I’ve had a fun relationship with Max Boot over the years.

Max makes John McCain look like George McGovern.

Max wanted to offer citizenship to people who would come to America and enlist in the military. (How else is he going to get the manpower for all his wars?)

But as far back as 2005, when our feud began, he had a basically establishment view of American history — which is why he despised and panned my book The Politically Incorrect Guide to American History.

My insufficient disdain for the bogeymen of neoconservatism — Germans and southerners — doomed my book from the start. Boot was shocked that I thought Woodrow Wilson had a double standard in his treatment of the British and the Germans prior to American entry into World War I, yet my point is so eminently defensible as to be scarcely debatable.

He said I was “particularly upset about the 14th Amendment (he claims it was never lawfully ratified) because it barred former Confederates from holding political office.” As you can see from reading the book for yourself, this is false. He made that up.

I did side with historian Forrest McDonald, who showed pretty convincingly that the Fourteenth Amendment was not constitutionally ratified — a position that even U.S. News and World Report admitted was probably correct (but then said we should just try harder not to do that next time).

McDonald was the Jefferson Lecturer of the National Endowment of the Humanities — the highest honor in the humanities that the U.S. government bestows. Too extreme for Max Boot, though.

The rest was what you’d expect. I devoted half a page to John C. Calhoun, so that’s enough for Boot to pretend I relied “mainly” on Calhoun for my discussion of state nullification of unconstitutional federal laws, when (again as you can easily see for yourself) I relied on Thomas Jefferson.

Funny thing about Boot and leftists in general: they can never bring themselves to mention Jefferson in connection with nullification. Jefferson is far too mainstream and admired even today, so they know they’d better shut up about his central role in developing the idea.

Pat Buchanan, in response, said Boot “takes the establishment line on American history—one the old National Review rejected—and swallows it in one gulp.”

My point: it was obvious from the beginning that Boot was seven percent to the right of the Democrats.

And now he’s made it official: he is urging Republicans to vote straight-ticket Democrat this fall.

His new book The Corrosion of Conservatism: Why I Left the Right, was just released. If it’s anything like his Twitter feed and his recent articles, it’s going to be painful.

He’s recently unbosomed his belated discovery of his “white privilege,” which he apologizes for being slow to recognize.

These days he’s basking in Establishment approval of his recent turn.

It’s been going like this:

Media: Why, Max Boot has grown!

Boot: Indeed I have, thanks to your wonderful journalism. But I still have so much to learn!

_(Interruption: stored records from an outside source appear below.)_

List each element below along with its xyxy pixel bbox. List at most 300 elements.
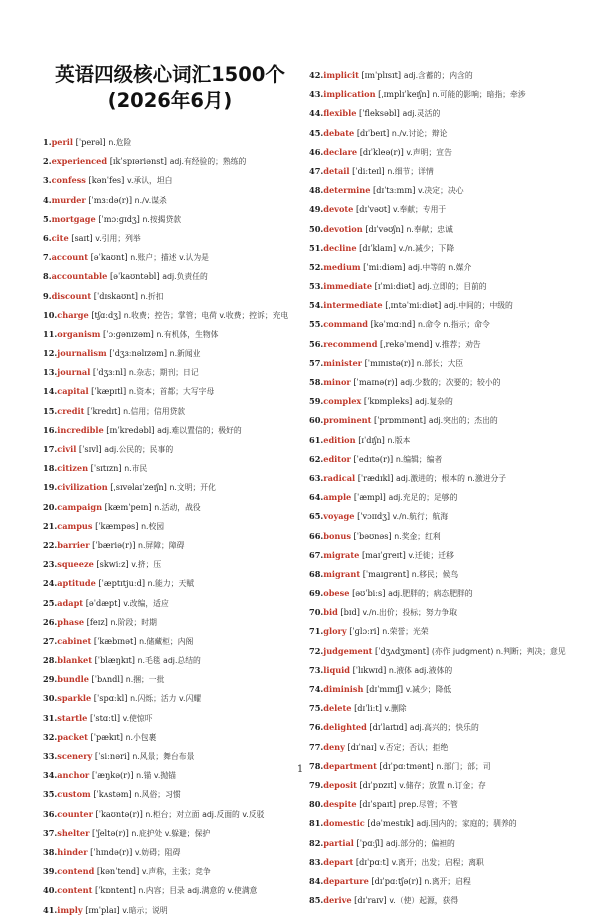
- entry-phonetic: [ˈfleksəbl]: [356, 108, 403, 119]
- entry-phonetic: [dɪˈpɒzɪt]: [356, 779, 400, 790]
- entry-phonetic: [ˈhɪndə(r)]: [87, 846, 135, 857]
- entry-definition: adj.突出的；杰出的: [428, 416, 498, 426]
- entry-word: domestic: [323, 818, 365, 829]
- entry-definition: adj.公民的；民事的: [104, 445, 174, 454]
- entry-word: department: [323, 760, 377, 771]
- entry-number: 81.: [309, 818, 324, 829]
- entry-definition: n.阶段；时期: [110, 617, 157, 627]
- entry-word: delete: [323, 703, 352, 714]
- entry-word: glory: [323, 626, 347, 637]
- entry-number: 25.: [43, 597, 58, 608]
- entry-number: 17.: [43, 444, 58, 454]
- entry-definition: n.校园: [141, 521, 165, 531]
- entry-number: 1.: [43, 137, 52, 147]
- entry-phonetic: [dɪˈpɑːtmənt]: [376, 760, 437, 771]
- entry-phonetic: [tʃɑːdʒ]: [88, 309, 124, 320]
- entry-number: 62.: [309, 453, 324, 464]
- entry-phonetic: [bɪd]: [337, 607, 363, 618]
- entry-word: recommend: [323, 338, 378, 349]
- entry-number: 70.: [309, 607, 324, 618]
- entry-number: 38.: [43, 846, 58, 857]
- entry-phonetic: [ˈkɒmpleks]: [361, 396, 415, 407]
- vocab-entry: [309, 680, 594, 699]
- vocab-entry: [309, 507, 594, 526]
- entry-phonetic: [ˈʃeltə(r)]: [89, 827, 132, 838]
- entry-word: startle: [57, 712, 88, 723]
- entry-phonetic: [ˈæptɪtjuːd]: [95, 578, 148, 589]
- entry-word: obese: [323, 588, 350, 599]
- entry-phonetic: [ˈlɪkwɪd]: [349, 664, 389, 675]
- vocab-entry: [43, 248, 293, 267]
- entry-word: counter: [57, 808, 93, 819]
- entry-phonetic: [ˈdʒɜːnəlɪzəm]: [106, 348, 170, 359]
- vocab-entry: [43, 651, 293, 670]
- entry-word: imply: [57, 904, 83, 915]
- vocab-entry: [309, 872, 594, 891]
- vocab-entry: [43, 306, 293, 325]
- entry-definition: adj.少数的；次要的；较小的: [400, 378, 501, 387]
- entry-definition: n.资本；首都；大写字母: [128, 387, 215, 397]
- entry-phonetic: [əˈdæpt]: [83, 597, 124, 608]
- entry-number: 58.: [309, 377, 324, 387]
- vocab-entry: [43, 728, 293, 747]
- entry-phonetic: [əˈkaʊntəbl]: [107, 271, 163, 282]
- entry-word: contend: [57, 866, 95, 877]
- entry-word: prominent: [323, 415, 372, 426]
- entry-definition: n.细节；详情: [387, 166, 434, 176]
- entry-word: mortgage: [51, 213, 96, 224]
- entry-definition: n.奉献；忠诚: [406, 224, 453, 234]
- entry-definition: v.改编，适应: [123, 598, 169, 608]
- entry-definition: n.市民: [124, 464, 148, 474]
- entry-phonetic: [dɪˈvəʊʃn]: [362, 223, 407, 234]
- entry-phonetic: [dɪˈraɪv]: [351, 895, 390, 906]
- vocab-entry: [309, 315, 594, 334]
- entry-number: 14.: [43, 386, 58, 397]
- entry-phonetic: [skwiːz]: [93, 559, 132, 570]
- entry-phonetic: [ˈbæriə(r)]: [89, 539, 139, 550]
- vocab-entry: [43, 191, 293, 210]
- entry-definition: n.奖金；红利: [394, 531, 441, 541]
- entry-word: editor: [323, 453, 351, 464]
- entry-definition: n.液体 adj.液体的: [388, 665, 453, 675]
- entry-phonetic: [ˈspɑːkl]: [91, 693, 131, 704]
- entry-definition: n.活动，战役: [154, 502, 201, 512]
- entry-number: 68.: [309, 568, 324, 579]
- entry-definition: v./n.航行；航海: [392, 512, 449, 522]
- vocab-entry: [43, 459, 293, 478]
- entry-word: derive: [323, 895, 352, 906]
- word-list-right: [309, 66, 594, 910]
- entry-number: 64.: [309, 492, 324, 503]
- entry-word: charge: [57, 309, 89, 320]
- entry-word: devote: [323, 204, 354, 215]
- entry-word: immediate: [323, 281, 373, 292]
- entry-word: content: [57, 885, 93, 896]
- vocab-entry: [309, 392, 594, 411]
- entry-word: diminish: [323, 684, 364, 694]
- entry-number: 54.: [309, 300, 324, 311]
- entry-word: accountable: [51, 271, 108, 282]
- entry-number: 2.: [43, 156, 52, 167]
- entry-definition: n.可能的影响；暗指；牵涉: [432, 90, 526, 100]
- entry-number: 21.: [43, 520, 58, 531]
- entry-word: deny: [323, 741, 345, 752]
- entry-phonetic: [ɪˈmiːdiət]: [372, 281, 418, 292]
- entry-phonetic: [dɪˈmɪnɪʃ]: [363, 684, 406, 694]
- entry-phonetic: [ˈpækɪt]: [87, 731, 126, 742]
- vocab-entry: [309, 776, 594, 795]
- entry-phonetic: [ˈdʒɜːnl]: [90, 367, 129, 378]
- vocab-entry: [43, 402, 293, 421]
- entry-word: credit: [57, 405, 85, 416]
- entry-phonetic: [dɪˈspaɪt]: [356, 799, 399, 810]
- vocab-entry: [43, 152, 293, 171]
- entry-definition: n.毛毯 adj.总结的: [137, 656, 201, 666]
- entry-definition: v.挤；压: [131, 560, 162, 570]
- entry-word: incredible: [57, 424, 104, 435]
- vocab-entry: [309, 143, 594, 162]
- entry-phonetic: [ˈbəʊnəs]: [350, 530, 395, 541]
- entry-phonetic: [ˈkɒntent]: [92, 885, 139, 896]
- vocab-entry: [309, 603, 594, 622]
- entry-number: 18.: [43, 463, 58, 474]
- vocab-entry: [309, 642, 594, 661]
- vocab-entry: [43, 517, 293, 536]
- entry-word: deposit: [323, 779, 357, 790]
- entry-definition: v.储存；放置 n.订金；存: [399, 780, 486, 790]
- entry-phonetic: [ˈkʌstəm]: [90, 789, 135, 800]
- entry-word: scenery: [57, 751, 93, 761]
- vocab-entry: [309, 834, 594, 853]
- entry-number: 4.: [43, 194, 52, 205]
- entry-phonetic: [ˈblæŋkɪt]: [92, 655, 138, 666]
- entry-word: intermediate: [323, 300, 383, 311]
- entry-definition: n.庇护处 v.躲避；保护: [131, 828, 211, 838]
- entry-definition: v.决定；决心: [418, 186, 464, 196]
- entry-phonetic: [ˈmɔːɡɪdʒ]: [95, 213, 143, 224]
- entry-definition: v.（使）起源，获得: [389, 896, 459, 906]
- entry-word: bid: [323, 607, 338, 618]
- page-number: 1: [296, 764, 304, 775]
- entry-phonetic: [ˈmɜːdə(r)]: [85, 194, 135, 205]
- vocab-entry: [309, 411, 594, 430]
- entry-definition: adj.复杂的: [414, 397, 453, 407]
- vocab-entry: [43, 632, 293, 651]
- entry-number: 23.: [43, 559, 58, 570]
- entry-number: 74.: [309, 684, 324, 694]
- entry-number: 48.: [309, 185, 324, 196]
- entry-number: 63.: [309, 472, 324, 483]
- entry-number: 24.: [43, 578, 58, 589]
- entry-phonetic: [kənˈfes]: [85, 175, 127, 186]
- vocab-entry: [43, 171, 293, 190]
- entry-phonetic: [maɪˈɡreɪt]: [359, 549, 409, 560]
- entry-word: campaign: [57, 501, 103, 512]
- vocab-entry: [309, 853, 594, 872]
- entry-number: 57.: [309, 357, 324, 368]
- entry-number: 84.: [309, 875, 324, 886]
- entry-number: 80.: [309, 799, 324, 810]
- entry-definition: v./n.出价；投标；努力争取: [362, 608, 458, 618]
- entry-definition: n.风景；舞台布景: [132, 752, 195, 761]
- entry-number: 46.: [309, 146, 324, 157]
- entry-definition: n.信用；信用贷款: [123, 406, 186, 416]
- vocab-entry: [43, 555, 293, 574]
- entry-phonetic: [ˈkæbɪnət]: [91, 635, 140, 646]
- entry-word: custom: [57, 789, 91, 800]
- entry-definition: v.减少；降低: [405, 685, 452, 694]
- entry-definition: n.小包裹: [125, 732, 157, 742]
- vocab-entry: [43, 862, 293, 881]
- entry-definition: adj.高兴的；快乐的: [409, 723, 479, 733]
- vocab-entry: [43, 709, 293, 728]
- entry-definition: v.使惊吓: [122, 713, 153, 723]
- vocab-entry: [309, 181, 594, 200]
- entry-number: 49.: [309, 204, 324, 215]
- entry-phonetic: [ˈstɑːtl]: [87, 712, 123, 723]
- entry-word: bonus: [323, 530, 351, 541]
- entry-phonetic: [ˈmɪnɪstə(r)]: [362, 357, 417, 368]
- entry-phonetic: [dɪˈbeɪt]: [354, 127, 392, 138]
- entry-phonetic: [ˈɡlɔːri]: [346, 626, 383, 637]
- entry-phonetic: [ˈmaɪnə(r)]: [350, 377, 401, 387]
- entry-number: 77.: [309, 741, 324, 752]
- entry-definition: n.有机体，生物体: [156, 329, 219, 339]
- entry-phonetic: [ˈɔːɡənɪzəm]: [100, 328, 157, 339]
- entry-phonetic: [dɪˈpɑːt]: [353, 856, 392, 867]
- entry-word: civil: [57, 444, 77, 454]
- vocab-entry: [309, 738, 594, 757]
- entry-number: 33.: [43, 751, 58, 761]
- vocab-entry: [43, 229, 293, 248]
- entry-number: 5.: [43, 213, 52, 224]
- entry-phonetic: [ˈperəl]: [73, 137, 109, 147]
- entry-phonetic: [ˈedɪtə(r)]: [350, 453, 396, 464]
- entry-word: debate: [323, 127, 355, 138]
- vocab-entry: [43, 478, 293, 497]
- entry-definition: n./v.谋杀: [134, 195, 167, 205]
- entry-number: 85.: [309, 895, 324, 906]
- entry-word: decline: [323, 242, 357, 253]
- vocab-entry: [309, 814, 594, 833]
- entry-word: packet: [57, 731, 88, 742]
- entry-number: 83.: [309, 856, 324, 867]
- vocab-entry: [309, 718, 594, 737]
- entry-phonetic: [kənˈtend]: [94, 866, 142, 877]
- entry-phonetic: [feɪz]: [84, 616, 111, 627]
- entry-definition: n.版本: [387, 435, 411, 445]
- title-line-1: 英语四级核心词汇1500个: [55, 63, 285, 86]
- entry-word: barrier: [57, 539, 90, 550]
- entry-definition: v.声明；宣告: [406, 147, 452, 157]
- entry-number: 47.: [309, 165, 324, 176]
- entry-word: liquid: [323, 664, 350, 675]
- entry-number: 10.: [43, 309, 58, 320]
- entry-word: murder: [51, 194, 86, 205]
- entry-phonetic: [ˈæmpl]: [351, 492, 389, 503]
- entry-number: 40.: [43, 885, 58, 896]
- entry-phonetic: [dɪˈkleə(r)]: [357, 146, 407, 157]
- entry-definition: n.杂志；期刊；日记: [128, 368, 199, 378]
- entry-word: edition: [323, 434, 356, 445]
- vocab-entry: [309, 488, 594, 507]
- entry-number: 44.: [309, 108, 324, 119]
- entry-number: 20.: [43, 501, 58, 512]
- entry-phonetic: [ɪmˈplɪsɪt]: [358, 70, 404, 80]
- entry-number: 34.: [43, 770, 58, 781]
- entry-definition: n.部门；部；司: [436, 761, 491, 771]
- entry-number: 71.: [309, 626, 324, 637]
- entry-number: 79.: [309, 779, 324, 790]
- vocab-entry: [43, 210, 293, 229]
- vocab-entry: [43, 287, 293, 306]
- entry-phonetic: [kəˈmɑːnd]: [368, 319, 418, 330]
- vocab-entry: [43, 325, 293, 344]
- entry-phonetic: [əˈkaʊnt]: [88, 252, 131, 263]
- vocab-entry: [309, 124, 594, 143]
- entry-number: 16.: [43, 424, 58, 435]
- vocab-entry: [309, 66, 594, 85]
- vocab-entry: [309, 85, 594, 104]
- entry-phonetic: [ɪnˈkredəbl]: [103, 424, 158, 435]
- vocab-entry: [43, 805, 293, 824]
- entry-word: declare: [323, 146, 358, 157]
- entry-word: minister: [323, 357, 363, 368]
- vocab-entry: [309, 891, 594, 910]
- entry-definition: n.账户；描述 v.认为是: [130, 253, 209, 263]
- word-list-left: [43, 133, 293, 920]
- entry-word: shelter: [57, 827, 90, 838]
- entry-number: 76.: [309, 722, 324, 733]
- vocab-entry: [309, 335, 594, 354]
- vocab-entry: [309, 622, 594, 641]
- entry-definition: n.折扣: [140, 291, 164, 301]
- entry-number: 26.: [43, 616, 58, 627]
- vocab-entry: [43, 440, 293, 459]
- entry-word: cite: [51, 232, 69, 243]
- entry-word: adapt: [57, 597, 84, 608]
- entry-number: 56.: [309, 338, 324, 349]
- entry-word: migrant: [323, 568, 361, 579]
- entry-phonetic: [ˈrædɪkl]: [355, 472, 397, 483]
- entry-word: experienced: [51, 156, 108, 167]
- entry-number: 19.: [43, 482, 58, 493]
- vocab-entry: [309, 296, 594, 315]
- entry-number: 72.: [309, 645, 324, 656]
- entry-number: 73.: [309, 664, 324, 675]
- vocab-entry: [309, 795, 594, 814]
- entry-number: 41.: [43, 904, 58, 915]
- vocab-entry: [309, 661, 594, 680]
- vocab-entry: [43, 824, 293, 843]
- vocab-entry: [309, 699, 594, 718]
- entry-number: 9.: [43, 290, 52, 301]
- entry-phonetic: [ˈkæpɪtl]: [88, 386, 129, 397]
- entry-definition: n.屏障；障碍: [138, 540, 185, 550]
- entry-definition: v.声称，主张；竞争: [141, 867, 211, 877]
- entry-definition: n.内容；目录 adj.满意的 v.使满意: [138, 886, 258, 896]
- entry-number: 37.: [43, 827, 58, 838]
- entry-word: minor: [323, 377, 351, 387]
- entry-definition: adj.灵活的: [402, 109, 441, 119]
- entry-number: 51.: [309, 242, 324, 253]
- entry-definition: n.荣誉；光荣: [382, 627, 429, 637]
- entry-word: ample: [323, 492, 352, 503]
- entry-definition: v.迁徙；迁移: [408, 550, 454, 560]
- vocab-entry: [43, 344, 293, 363]
- entry-definition: n.捆；一批: [125, 675, 165, 685]
- vocab-entry: [309, 354, 594, 373]
- vocab-entry: [43, 843, 293, 862]
- entry-word: despite: [323, 799, 357, 810]
- entry-phonetic: [ˈsɪtɪzn]: [88, 463, 125, 474]
- entry-number: 42.: [309, 70, 324, 80]
- vocab-entry: [43, 901, 293, 920]
- entry-phonetic: [ˈdiːteɪl]: [349, 165, 388, 176]
- entry-word: migrate: [323, 549, 360, 560]
- entry-number: 22.: [43, 539, 58, 550]
- entry-word: partial: [323, 837, 354, 848]
- entry-definition: n.离开；启程: [424, 876, 471, 886]
- entry-definition: adj.激进的；根本的 n.激进分子: [396, 473, 507, 483]
- entry-phonetic: [ˈpɑːʃl]: [353, 837, 386, 848]
- entry-phonetic: [kæmˈpeɪn]: [102, 501, 155, 512]
- entry-phonetic: [ˌɪntəˈmiːdiət]: [382, 300, 444, 311]
- entry-phonetic: [ɪˈdɪʃn]: [355, 434, 388, 445]
- entry-word: discount: [51, 290, 92, 301]
- vocab-entry: [309, 104, 594, 123]
- vocab-entry: [309, 162, 594, 181]
- entry-phonetic: [ˌɪmplɪˈkeɪʃn]: [375, 89, 433, 100]
- vocab-entry: [43, 689, 293, 708]
- entry-number: 66.: [309, 530, 324, 541]
- entry-word: hinder: [57, 846, 88, 857]
- entry-number: 31.: [43, 712, 58, 723]
- entry-definition: n.风俗；习惯: [134, 790, 181, 800]
- vocab-entry: [309, 450, 594, 469]
- entry-definition: n.文明；开化: [169, 483, 216, 493]
- vocab-entry: [43, 574, 293, 593]
- entry-number: 67.: [309, 549, 324, 560]
- entry-word: capital: [57, 386, 89, 397]
- entry-number: 39.: [43, 866, 58, 877]
- entry-phonetic: [dɪˈlaɪtɪd]: [366, 722, 410, 733]
- entry-word: complex: [323, 396, 362, 407]
- entry-phonetic: [ˈæŋkə(r)]: [89, 770, 137, 781]
- entry-phonetic: [ˈmaɪɡrənt]: [360, 568, 412, 579]
- entry-phonetic: [ˈdʒʌdʒmənt]: [372, 645, 432, 656]
- vocab-entry: [309, 565, 594, 584]
- entry-phonetic: [ˈdɪskaʊnt]: [91, 290, 141, 301]
- vocab-entry: [309, 277, 594, 296]
- entry-word: campus: [57, 520, 93, 531]
- entry-definition: n.新闻业: [169, 349, 201, 359]
- entry-definition: adj.含蓄的；内含的: [403, 71, 473, 80]
- entry-definition: adj.有经验的；熟练的: [169, 157, 247, 167]
- entry-number: 15.: [43, 405, 58, 416]
- entry-word: radical: [323, 472, 356, 483]
- entry-phonetic: [əʊˈbiːs]: [349, 588, 389, 599]
- entry-number: 65.: [309, 511, 324, 522]
- entry-word: journal: [57, 367, 91, 378]
- vocab-entry: [309, 258, 594, 277]
- entry-definition: adj.负责任的: [162, 272, 208, 282]
- entry-number: 69.: [309, 588, 324, 599]
- entry-number: 30.: [43, 693, 58, 704]
- entry-number: 36.: [43, 808, 58, 819]
- entry-number: 75.: [309, 703, 324, 714]
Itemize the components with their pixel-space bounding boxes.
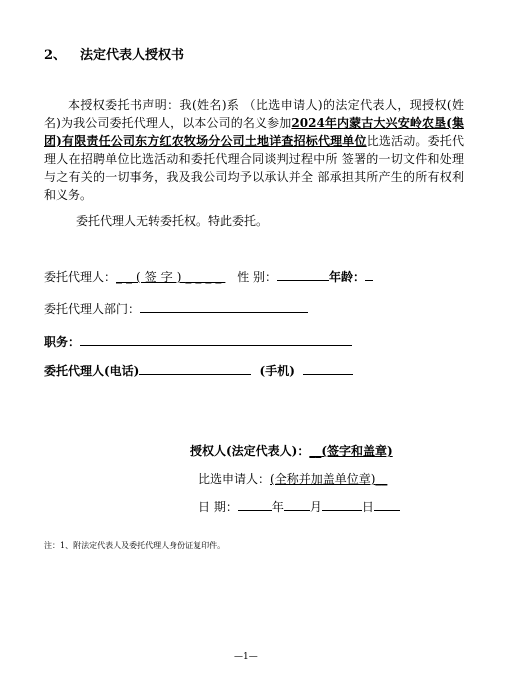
- authorizer-row: [190, 442, 393, 459]
- year-label: 年: [271, 500, 284, 514]
- agent-label: 委托代理人：: [44, 270, 117, 284]
- position-field[interactable]: [80, 333, 352, 346]
- month-field[interactable]: [284, 498, 310, 511]
- dept-field[interactable]: [140, 300, 308, 313]
- phone-row: [44, 362, 353, 379]
- applicant-row: [198, 470, 387, 487]
- authorizer-label: 授权人(法定代表人)：: [190, 444, 310, 458]
- applicant-seal-field: (全称并加盖单位章)__: [270, 472, 388, 486]
- day-trailing-line: [374, 498, 400, 511]
- attachment-note: 注：1、附法定代表人及委托代理人身份证复印件。: [44, 541, 226, 550]
- statement-rest: 比选活动。委托代理人在招聘单位比选活动和委托代理合同谈判过程中所 签署的一切文件和处理与之有关的一切事务，我及我公司均予以承认并全 部承担其所产生的所有权利和义务。: [44, 134, 464, 202]
- authorizer-signature-field: __(签字和盖章): [309, 444, 393, 458]
- section-heading: [44, 44, 184, 63]
- dept-row: [44, 300, 308, 317]
- statement-intro: 本授权委托书声明：我(姓名)系 （比选申请人)的法定代表人，现授权(姓名)为我公司委托代理人，以本公司的名义参加: [44, 98, 464, 130]
- date-row: [198, 498, 400, 515]
- mobile-label: (手机): [259, 364, 295, 378]
- section-number: 2、: [44, 48, 67, 63]
- month-label: 月: [309, 500, 322, 514]
- section-title: 法定代表人授权书: [80, 48, 185, 63]
- day-label: 日: [361, 500, 374, 514]
- mobile-field[interactable]: [303, 362, 353, 375]
- position-label: 职务：: [44, 335, 81, 349]
- agent-row: [44, 268, 373, 285]
- age-field[interactable]: [365, 268, 373, 281]
- position-row: [44, 333, 352, 350]
- authorization-statement: [44, 96, 464, 204]
- phone-field[interactable]: [139, 362, 251, 375]
- applicant-label: 比选申请人：: [198, 472, 271, 486]
- page-number: —1—: [234, 652, 258, 662]
- dept-label: 委托代理人部门：: [44, 302, 141, 316]
- agent-signature-field: __(签字)____: [116, 270, 226, 284]
- day-field[interactable]: [322, 498, 362, 511]
- no-transfer-statement: 委托代理人无转委托权。特此委托。: [76, 214, 269, 228]
- gender-field[interactable]: [277, 268, 329, 281]
- age-label: 年龄：: [329, 270, 366, 284]
- phone-label: 委托代理人(电话): [44, 364, 140, 378]
- gender-label: 性 别：: [237, 270, 278, 284]
- year-field[interactable]: [238, 498, 272, 511]
- project-name: 2024年内蒙古大兴安岭农垦(集团)有限责任公司东方红农牧场分公司土地详查招标代理单位: [44, 116, 465, 148]
- date-label: 日 期：: [198, 500, 238, 514]
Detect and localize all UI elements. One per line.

If you thought the media would hold his warmongering against him, you do not understand the dynamics of American political culture.

On Twitter, someone wrote: “Better late than never. That said, some of your fellow citizens come with three centuries of experience in American racism, and how it is used. It’s a good time to listen to them.”

Max’s reply: “Absolutely. I’m in learning mode. Very conscious of the fact that what is new to me has been obvious to others for a long time.”

Sad to see a grown man debase himself like this. Many such cases!